| Abdul Aziz (1830 - 1876) | Link a Wikipedia |
L'Impero Ottomano al tempo di Abdul Aziz visse uno dei suoi ultimi, ma più ambiziosi tentativi di modernizzazione verso le potenze europee. Nato a Istanbul nel 1830 in una famiglia reale prestigiosa — figlio del sultano Mahmud II e fratello dell'immediato predecessore Abdülmecid I — salì al soglio imperiale nel 1861 alla giovane età di ventun anni.
Sotto il suo regno, fino a marzo 1876, Costantinopoli non fu solo la capitale spirituale dell'islam, ma un centro pulsante di ingegneria e architettura occidentale. Abdul Aziz era noto come colui che abbracciò con passione le innovazioni tecniche: ammirava i musei parigini e londinesi e provvide a dotare l'impero di una delle flotte marine più grandi del mondo all'epoca. Tuttavia, la sua eredità politica fu caratterizzata da un conflitto insanabile tra il desiderio di riforma costituzionale — sostenuto dall'intellighenzia locale dei Giovani Turchi — e le tradizionali prerogative autocratiche della dinastia Osmanli.
In ottica numismatica, la figura di Abdul Aziz assume un significato particolare perché il suo regno coincide con una fase cruciale nella transizione iconografica dell'oro turchesco. Fin dal XVI secolo, le monetazioni imperiali erano scritte in stile islamico tradizionale: i monarchi venivano rappresentati tramite titoli (come "Abdulaziz") e non attraverso ritratti realistici dei volti.

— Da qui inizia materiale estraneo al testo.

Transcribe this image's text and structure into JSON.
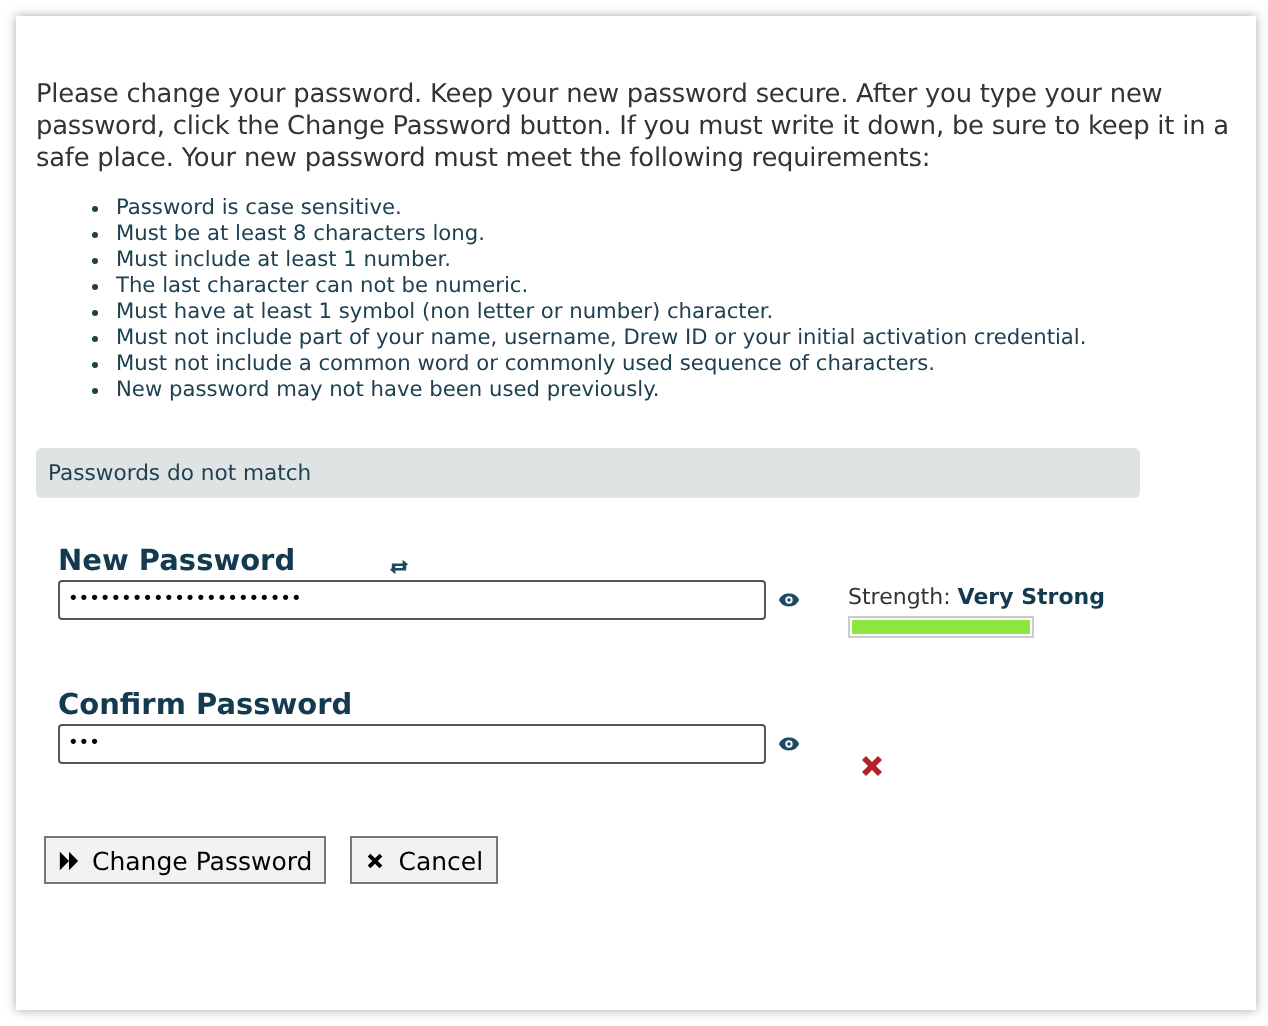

Durante gli anni settanta del XIX secolo, mentre Abdul Aziz tentava di modernizzare l'immagine dell'impero verso lo standard europeo — anche finanziandosi con capitali esteri che spesso influenzavano i progetti monetari — le monete continuarono a portare prevalentemente nomi e date in ottanico. Fu il nipote ed erede Abdülhamid II, dopo la deposizione di Abdul Aziz nel 1876, ad introdurre definitivamente ritratti fotografici sui getti d'argento e oro. Pertanto, le monete che un collezionista incontra attribuite a questo periodo sono spesso titoli della "nuova epoca", dove il nome del sovrano è accostato alle innovazioni monetarie (come la lira ottomana) introdotte proprio sotto l'amministrazione di Abdul Aziz e consolidata dal regno successivo.
Ciò rende preziose le prove monetalistiche emesse in quel breve arco temporale, poiché fungono da documento tangibile dell'ultimo atto della civiltà imperiale prima del declino turco nel XX secolo.
I collezionisti di storia apprezzano queste tessere monetalistiche per la loro rarità contestuale. Essenzialmente, i getti che mostrano l'influenza stilistica della corte reale di Abdul Aziz sono oggetti "pontuali" nella collezione: unendo la qualità artistica dei coni moderni all'uso dell'oro e del rame ottomani.
Inoltre, ogni moneta rappresenta uno spaccato politico. Un getto d'argento può suggerire una crisi economica dovuta alla forte dipendenza dalle nazioni europee, mentre l'emissione di oro in quella epoca riflette la fiducia internazionale nell'ammodernamento tecnologico dell'impero stesso. Per il numismatico dilettante, queste monete offrono non solo un valore storico e artistico legato al restauro della marina ottomana o alla costruzione delle ferrovie (tramite i fondi usati), ma anche l'opportunità di osservare come le identità nazionali emergenti fossero già incise sulla circolazione monetaria quotidiana.